H.G. Wells wrote The Shape of Things to Come in 1933. Wells also wrote the screenplay for its 1936 film adaptation, Things to Come (William Cameron Menzies, Director).[1-3] In the book and film, technologists save the world from endless warfare by founding a world state.

Herbert George Wells, circa 1890.

Herbert George Wells (September 21, 1866 - August 13, 1946), circa 1890.

(Photograph at the library of the London School of Economics and Political Science, via Wikimedia Commons)

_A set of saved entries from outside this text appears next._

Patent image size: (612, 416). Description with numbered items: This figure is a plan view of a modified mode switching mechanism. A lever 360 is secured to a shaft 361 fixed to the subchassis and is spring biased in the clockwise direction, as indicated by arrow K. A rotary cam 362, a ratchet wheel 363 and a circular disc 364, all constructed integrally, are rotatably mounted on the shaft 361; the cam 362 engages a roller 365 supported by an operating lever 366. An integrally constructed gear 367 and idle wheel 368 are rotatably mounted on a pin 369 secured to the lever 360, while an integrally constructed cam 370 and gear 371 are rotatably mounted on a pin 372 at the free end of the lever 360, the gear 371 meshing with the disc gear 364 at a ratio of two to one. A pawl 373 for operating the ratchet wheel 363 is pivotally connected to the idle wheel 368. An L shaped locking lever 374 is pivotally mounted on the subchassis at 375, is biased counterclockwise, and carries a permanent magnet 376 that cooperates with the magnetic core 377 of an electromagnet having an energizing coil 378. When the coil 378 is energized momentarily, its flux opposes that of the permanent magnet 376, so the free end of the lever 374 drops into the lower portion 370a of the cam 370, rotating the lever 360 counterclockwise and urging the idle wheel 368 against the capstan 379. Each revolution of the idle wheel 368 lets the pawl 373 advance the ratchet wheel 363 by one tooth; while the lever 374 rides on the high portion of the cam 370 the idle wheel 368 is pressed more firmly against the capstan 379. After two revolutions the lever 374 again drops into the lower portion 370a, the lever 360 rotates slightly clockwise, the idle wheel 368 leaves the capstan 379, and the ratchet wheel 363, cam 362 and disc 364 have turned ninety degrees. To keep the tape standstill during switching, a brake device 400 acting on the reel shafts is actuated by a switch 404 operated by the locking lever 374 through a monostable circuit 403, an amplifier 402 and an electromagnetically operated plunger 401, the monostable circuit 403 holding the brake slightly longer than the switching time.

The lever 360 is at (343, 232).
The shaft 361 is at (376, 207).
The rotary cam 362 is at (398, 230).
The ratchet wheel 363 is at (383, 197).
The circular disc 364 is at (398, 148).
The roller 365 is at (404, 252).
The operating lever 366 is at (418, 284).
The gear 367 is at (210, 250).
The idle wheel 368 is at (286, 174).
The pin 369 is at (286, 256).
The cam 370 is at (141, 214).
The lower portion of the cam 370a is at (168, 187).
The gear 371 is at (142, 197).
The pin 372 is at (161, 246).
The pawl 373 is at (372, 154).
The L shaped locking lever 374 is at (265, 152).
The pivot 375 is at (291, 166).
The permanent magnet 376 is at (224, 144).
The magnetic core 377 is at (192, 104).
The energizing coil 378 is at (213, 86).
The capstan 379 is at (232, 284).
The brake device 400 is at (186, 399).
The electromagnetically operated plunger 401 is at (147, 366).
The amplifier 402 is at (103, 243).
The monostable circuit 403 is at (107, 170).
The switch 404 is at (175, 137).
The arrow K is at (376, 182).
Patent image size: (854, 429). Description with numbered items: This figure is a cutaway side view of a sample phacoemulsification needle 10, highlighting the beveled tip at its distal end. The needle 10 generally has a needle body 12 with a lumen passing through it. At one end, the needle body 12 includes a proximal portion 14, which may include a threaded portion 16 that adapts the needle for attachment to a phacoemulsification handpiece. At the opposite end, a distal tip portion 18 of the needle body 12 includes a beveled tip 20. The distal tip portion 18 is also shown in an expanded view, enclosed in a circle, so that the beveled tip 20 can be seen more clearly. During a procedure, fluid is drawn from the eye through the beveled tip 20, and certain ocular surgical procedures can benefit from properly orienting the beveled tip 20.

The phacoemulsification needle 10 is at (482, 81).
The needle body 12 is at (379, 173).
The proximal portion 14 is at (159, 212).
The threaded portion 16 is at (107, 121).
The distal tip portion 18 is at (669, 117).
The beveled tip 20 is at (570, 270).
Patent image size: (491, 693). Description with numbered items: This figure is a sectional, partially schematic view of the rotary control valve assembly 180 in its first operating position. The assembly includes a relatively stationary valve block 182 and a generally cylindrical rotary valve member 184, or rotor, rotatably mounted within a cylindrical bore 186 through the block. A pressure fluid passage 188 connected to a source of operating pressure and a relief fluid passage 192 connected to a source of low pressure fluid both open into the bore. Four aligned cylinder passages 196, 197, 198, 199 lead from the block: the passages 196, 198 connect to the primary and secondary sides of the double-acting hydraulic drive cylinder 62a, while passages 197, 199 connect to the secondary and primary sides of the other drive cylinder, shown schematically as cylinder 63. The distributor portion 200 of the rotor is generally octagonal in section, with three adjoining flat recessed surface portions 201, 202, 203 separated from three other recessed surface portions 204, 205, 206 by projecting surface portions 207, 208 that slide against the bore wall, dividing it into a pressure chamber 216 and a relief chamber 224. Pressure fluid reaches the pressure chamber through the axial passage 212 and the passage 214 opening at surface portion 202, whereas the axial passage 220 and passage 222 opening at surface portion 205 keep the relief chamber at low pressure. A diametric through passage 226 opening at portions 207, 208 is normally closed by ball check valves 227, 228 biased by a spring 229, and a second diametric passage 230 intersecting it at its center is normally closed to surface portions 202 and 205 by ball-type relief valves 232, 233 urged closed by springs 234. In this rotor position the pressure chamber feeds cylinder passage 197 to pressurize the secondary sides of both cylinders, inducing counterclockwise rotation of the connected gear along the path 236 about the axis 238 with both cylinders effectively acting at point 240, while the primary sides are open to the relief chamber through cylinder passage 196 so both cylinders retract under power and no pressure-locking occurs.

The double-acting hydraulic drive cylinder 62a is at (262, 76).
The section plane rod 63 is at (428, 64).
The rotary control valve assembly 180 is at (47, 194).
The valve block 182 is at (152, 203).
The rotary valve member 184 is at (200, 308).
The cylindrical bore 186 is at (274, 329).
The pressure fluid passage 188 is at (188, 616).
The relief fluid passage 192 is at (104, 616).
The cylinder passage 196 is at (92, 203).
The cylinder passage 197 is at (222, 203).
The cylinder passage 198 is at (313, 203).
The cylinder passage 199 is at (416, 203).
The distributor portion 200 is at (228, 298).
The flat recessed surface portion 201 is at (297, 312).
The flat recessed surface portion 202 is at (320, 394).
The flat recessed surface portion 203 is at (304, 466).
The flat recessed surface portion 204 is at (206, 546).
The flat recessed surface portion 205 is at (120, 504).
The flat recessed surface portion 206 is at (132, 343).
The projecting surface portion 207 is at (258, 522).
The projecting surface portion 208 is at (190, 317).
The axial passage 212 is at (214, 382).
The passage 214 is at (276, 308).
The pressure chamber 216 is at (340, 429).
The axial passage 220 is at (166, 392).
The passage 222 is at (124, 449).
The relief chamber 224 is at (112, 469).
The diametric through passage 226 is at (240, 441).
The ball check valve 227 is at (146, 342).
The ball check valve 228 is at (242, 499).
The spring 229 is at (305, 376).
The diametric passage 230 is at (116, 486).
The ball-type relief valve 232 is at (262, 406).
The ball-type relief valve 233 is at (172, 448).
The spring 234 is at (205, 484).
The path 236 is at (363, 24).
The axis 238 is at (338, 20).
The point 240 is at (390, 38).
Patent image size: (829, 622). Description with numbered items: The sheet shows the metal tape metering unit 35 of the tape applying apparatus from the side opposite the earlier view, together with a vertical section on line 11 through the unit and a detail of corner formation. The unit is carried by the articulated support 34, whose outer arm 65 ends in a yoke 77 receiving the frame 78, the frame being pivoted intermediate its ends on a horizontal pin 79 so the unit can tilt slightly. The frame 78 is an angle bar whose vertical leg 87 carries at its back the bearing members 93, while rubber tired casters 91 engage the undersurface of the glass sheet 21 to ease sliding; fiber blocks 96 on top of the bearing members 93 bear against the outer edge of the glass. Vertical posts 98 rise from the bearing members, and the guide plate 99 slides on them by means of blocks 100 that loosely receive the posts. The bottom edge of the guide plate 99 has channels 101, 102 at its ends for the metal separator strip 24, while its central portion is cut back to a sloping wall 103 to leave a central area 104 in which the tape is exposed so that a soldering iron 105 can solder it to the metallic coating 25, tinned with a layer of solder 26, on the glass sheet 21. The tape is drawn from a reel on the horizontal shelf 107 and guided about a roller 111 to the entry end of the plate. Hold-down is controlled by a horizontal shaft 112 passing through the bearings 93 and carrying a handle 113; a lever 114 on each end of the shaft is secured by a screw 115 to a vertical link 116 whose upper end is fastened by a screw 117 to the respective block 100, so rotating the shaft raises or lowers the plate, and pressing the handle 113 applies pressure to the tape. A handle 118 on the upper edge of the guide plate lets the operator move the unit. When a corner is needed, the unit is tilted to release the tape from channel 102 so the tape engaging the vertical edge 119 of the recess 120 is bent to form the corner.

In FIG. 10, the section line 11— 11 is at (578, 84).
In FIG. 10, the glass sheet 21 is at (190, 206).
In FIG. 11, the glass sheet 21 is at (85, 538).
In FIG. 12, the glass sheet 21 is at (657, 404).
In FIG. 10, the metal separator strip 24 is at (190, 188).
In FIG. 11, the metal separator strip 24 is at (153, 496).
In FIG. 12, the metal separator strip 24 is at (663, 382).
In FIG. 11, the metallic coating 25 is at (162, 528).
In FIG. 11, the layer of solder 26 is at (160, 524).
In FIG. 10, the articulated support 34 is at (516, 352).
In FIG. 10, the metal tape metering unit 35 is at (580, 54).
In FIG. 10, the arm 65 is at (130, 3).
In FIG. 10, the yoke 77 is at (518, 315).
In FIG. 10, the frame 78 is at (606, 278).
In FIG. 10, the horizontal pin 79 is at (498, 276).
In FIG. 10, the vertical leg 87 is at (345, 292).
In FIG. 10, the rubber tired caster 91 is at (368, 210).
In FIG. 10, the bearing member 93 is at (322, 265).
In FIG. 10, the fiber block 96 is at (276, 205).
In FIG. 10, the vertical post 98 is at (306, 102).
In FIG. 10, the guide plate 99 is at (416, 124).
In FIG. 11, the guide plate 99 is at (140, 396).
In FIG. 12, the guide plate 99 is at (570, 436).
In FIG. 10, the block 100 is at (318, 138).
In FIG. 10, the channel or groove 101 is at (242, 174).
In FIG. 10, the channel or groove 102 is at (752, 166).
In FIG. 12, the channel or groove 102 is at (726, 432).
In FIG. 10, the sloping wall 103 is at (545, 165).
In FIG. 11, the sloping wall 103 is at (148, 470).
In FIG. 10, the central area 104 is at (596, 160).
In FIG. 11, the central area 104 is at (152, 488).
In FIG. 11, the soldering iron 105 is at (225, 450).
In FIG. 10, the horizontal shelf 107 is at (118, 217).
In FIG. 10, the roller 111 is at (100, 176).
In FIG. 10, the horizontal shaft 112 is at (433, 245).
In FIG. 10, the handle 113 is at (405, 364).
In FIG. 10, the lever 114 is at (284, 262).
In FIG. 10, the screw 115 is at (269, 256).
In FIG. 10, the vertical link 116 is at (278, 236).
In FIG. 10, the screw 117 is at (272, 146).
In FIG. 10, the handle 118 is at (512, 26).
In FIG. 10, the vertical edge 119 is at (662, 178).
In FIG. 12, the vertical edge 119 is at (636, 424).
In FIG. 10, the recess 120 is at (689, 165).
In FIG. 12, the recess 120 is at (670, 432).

Few countries can lay claim to having scientists, technologists, engineers or mathematicians among their founders. In recent history, Chaim Weizmann, a chemist, was the first president of Israel. The position however, is largely ceremonial, the Prime Minister being the state executive.

Since July fourth is Independence Day in the United States, it's interesting to look back on our technologist forefathers, Thomas Jefferson (1743-1826), the third US president, and Benjamin Franklin.

I wrote about Jefferson and three other US presidents with some technical credential in a previous article (Presidents of Purpose, February 20, 2012). The other three were James Garfield (1831-1881), the 20th U.S. President; Herbert Hoover (1874-1964), the 31st U.S. President; and Jimmy Carter, 39th President.

Jefferson, who was the author of The Declaration of Independence, was a prolific inventor,[4-6] horticulturist and paleontologist. My wife and I visited his home at Monticello, where many of his technical artifacts are displayed, in the mid-1970s.

Jefferson's Monticello

Jefferson's Monticello, as depicted on the back of a US $2 bill (Series 1953).

(Via Wikimedia Commons))


My favorite of his many inventions is his polygraph, a device that allowed him to make copies of his many letters in those days before photocopiers. Jefferson's polygraph was a variation of the physionotrace, a device used to trace a person's silhouette.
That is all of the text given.